Hingga kereta sampai di Jatinegara. Bangku banyak yang kosong. Penumpang banyak yang turun. Saya kegirangan menjumpai bangku/kursi kosong. Tas saya ambil. Saya angkat ke bagasi di atas kursi. Badan saya rebahkan. Mak lapp... terkantuk seketika. Dan ketika mata terbuka, tampak bagasi kosong di atas saya.
Waduhhhhh... di mana tas saya ?
Saya panik lari dari gerbong satu ke gerbong lain. Penumpang lain cuek, sibuk dengan diri sendiri. Tas beserta seisinya: sarung, soft drink, kamera tangan, kue, baju ganti, dan sajadah, hilang semua.
Padahal hari itu saya mau wawancara kerja, dengan perlengkapan di tas tersebut. Singkat cerita, saya ditolong keluarga di Rawamangun. Namun, dada masih bergemuruh, marah dan mengutuk si pencuri tas saya.
Sambil saya bayangkan, hari itu si pencuri sedang lenyeh-lenyeh dengan sarung saya,, minum soft drink saya, duduk di atas sajadah saya, dan main kamera saya. GRrggrggghhhh... muntap saya karena semua itu juga saya beli dengan honor menulis yang saya kumpulkan selama ini.
Lhaaa.. ketika saya bercerita dengan seorang teman baru di Pulo Gadung, komentarnya bikin saya shock dan tercenung.
"Sudah, diikhlaskan saja... ntar juga dapat pengganti yang lebih baik. Atau, jangan-jangan kamu tidak pernah atau jarang sadaqah ya Nug.. hingga barangmu hilang semua..."ujarnya tanpa bermaksud mengecilkan hati saya.
Say batin, jangan-jangan iya. Saya kurang beramal. Kurang sedekah. Sehingga ada gangguan dalam perjalanan saya itu.
Saya belajar banyak tentang ini.
****
Demikian kisah sekilas di malam jumat penuh berkat ini.

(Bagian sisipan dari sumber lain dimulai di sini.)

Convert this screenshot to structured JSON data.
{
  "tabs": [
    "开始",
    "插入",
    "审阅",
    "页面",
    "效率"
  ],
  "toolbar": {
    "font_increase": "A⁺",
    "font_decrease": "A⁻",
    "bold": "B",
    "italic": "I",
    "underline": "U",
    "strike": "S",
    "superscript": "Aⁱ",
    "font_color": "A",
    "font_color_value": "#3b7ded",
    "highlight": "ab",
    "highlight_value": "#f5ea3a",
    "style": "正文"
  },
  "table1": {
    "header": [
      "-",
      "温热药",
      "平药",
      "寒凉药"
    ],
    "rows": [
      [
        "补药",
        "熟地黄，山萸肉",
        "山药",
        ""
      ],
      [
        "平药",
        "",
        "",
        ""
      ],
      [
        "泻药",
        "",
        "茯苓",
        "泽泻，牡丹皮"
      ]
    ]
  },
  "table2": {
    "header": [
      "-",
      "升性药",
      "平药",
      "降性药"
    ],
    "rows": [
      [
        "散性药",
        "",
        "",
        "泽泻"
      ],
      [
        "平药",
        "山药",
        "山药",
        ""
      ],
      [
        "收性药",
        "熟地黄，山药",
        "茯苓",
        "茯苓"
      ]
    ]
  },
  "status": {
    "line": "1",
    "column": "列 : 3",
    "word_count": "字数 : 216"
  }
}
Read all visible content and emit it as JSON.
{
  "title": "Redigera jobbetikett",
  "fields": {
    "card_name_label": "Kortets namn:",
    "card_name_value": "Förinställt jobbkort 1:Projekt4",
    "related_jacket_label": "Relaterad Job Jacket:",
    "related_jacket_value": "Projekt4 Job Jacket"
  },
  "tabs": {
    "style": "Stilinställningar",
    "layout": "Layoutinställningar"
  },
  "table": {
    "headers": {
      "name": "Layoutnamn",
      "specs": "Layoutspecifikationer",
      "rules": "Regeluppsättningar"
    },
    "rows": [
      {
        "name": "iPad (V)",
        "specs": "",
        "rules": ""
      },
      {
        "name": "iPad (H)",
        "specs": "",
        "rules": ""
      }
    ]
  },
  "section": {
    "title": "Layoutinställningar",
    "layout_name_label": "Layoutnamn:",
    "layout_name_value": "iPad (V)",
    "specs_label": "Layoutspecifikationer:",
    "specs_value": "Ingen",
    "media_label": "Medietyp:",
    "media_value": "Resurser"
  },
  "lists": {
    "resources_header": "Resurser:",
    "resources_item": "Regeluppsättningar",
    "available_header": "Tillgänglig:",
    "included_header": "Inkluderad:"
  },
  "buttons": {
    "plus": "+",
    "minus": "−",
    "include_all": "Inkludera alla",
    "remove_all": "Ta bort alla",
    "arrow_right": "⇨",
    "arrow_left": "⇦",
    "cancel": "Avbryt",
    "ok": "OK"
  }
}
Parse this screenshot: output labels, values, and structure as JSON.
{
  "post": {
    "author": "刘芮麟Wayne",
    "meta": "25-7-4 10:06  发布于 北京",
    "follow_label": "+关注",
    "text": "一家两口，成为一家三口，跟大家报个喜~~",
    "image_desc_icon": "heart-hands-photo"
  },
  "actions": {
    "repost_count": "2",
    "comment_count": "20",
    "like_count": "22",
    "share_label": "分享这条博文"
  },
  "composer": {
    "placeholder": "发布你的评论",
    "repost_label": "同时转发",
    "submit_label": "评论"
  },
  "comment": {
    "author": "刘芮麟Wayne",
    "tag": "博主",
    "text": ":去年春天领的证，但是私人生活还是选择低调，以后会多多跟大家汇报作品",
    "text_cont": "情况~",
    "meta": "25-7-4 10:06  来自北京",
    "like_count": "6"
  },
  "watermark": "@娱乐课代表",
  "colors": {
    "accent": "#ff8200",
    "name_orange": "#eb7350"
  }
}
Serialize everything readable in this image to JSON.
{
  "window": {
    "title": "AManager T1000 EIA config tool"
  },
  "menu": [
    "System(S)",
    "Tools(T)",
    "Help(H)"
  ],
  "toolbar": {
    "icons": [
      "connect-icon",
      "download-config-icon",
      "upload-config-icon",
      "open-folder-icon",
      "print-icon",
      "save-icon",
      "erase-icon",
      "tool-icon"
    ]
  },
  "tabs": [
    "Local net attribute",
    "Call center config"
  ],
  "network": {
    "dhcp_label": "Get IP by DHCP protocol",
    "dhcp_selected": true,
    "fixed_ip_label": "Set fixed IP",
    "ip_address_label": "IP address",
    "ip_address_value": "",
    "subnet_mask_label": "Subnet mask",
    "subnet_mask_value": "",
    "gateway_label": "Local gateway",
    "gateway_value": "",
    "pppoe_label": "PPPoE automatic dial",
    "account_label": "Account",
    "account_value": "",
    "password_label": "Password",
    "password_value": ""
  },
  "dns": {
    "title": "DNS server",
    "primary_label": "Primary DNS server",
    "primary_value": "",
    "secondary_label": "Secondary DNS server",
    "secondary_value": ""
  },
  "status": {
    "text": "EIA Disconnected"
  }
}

Terima kasih inspirasi dari alm oom Motinggo Busye, alm Bapak Jacob Oetama, dan pimpinan di Kotawaringin yang pernah sangat menginspirasi.
Dengan tujuan saling berbagi kebaikan, kisah ini saya bagi kepada anda. Mari kita berlomba dalam kebaikan, semoga kehidupan semakin baik dan sejahtera untuk setiap insan manusia. (05/11/2020-NDP)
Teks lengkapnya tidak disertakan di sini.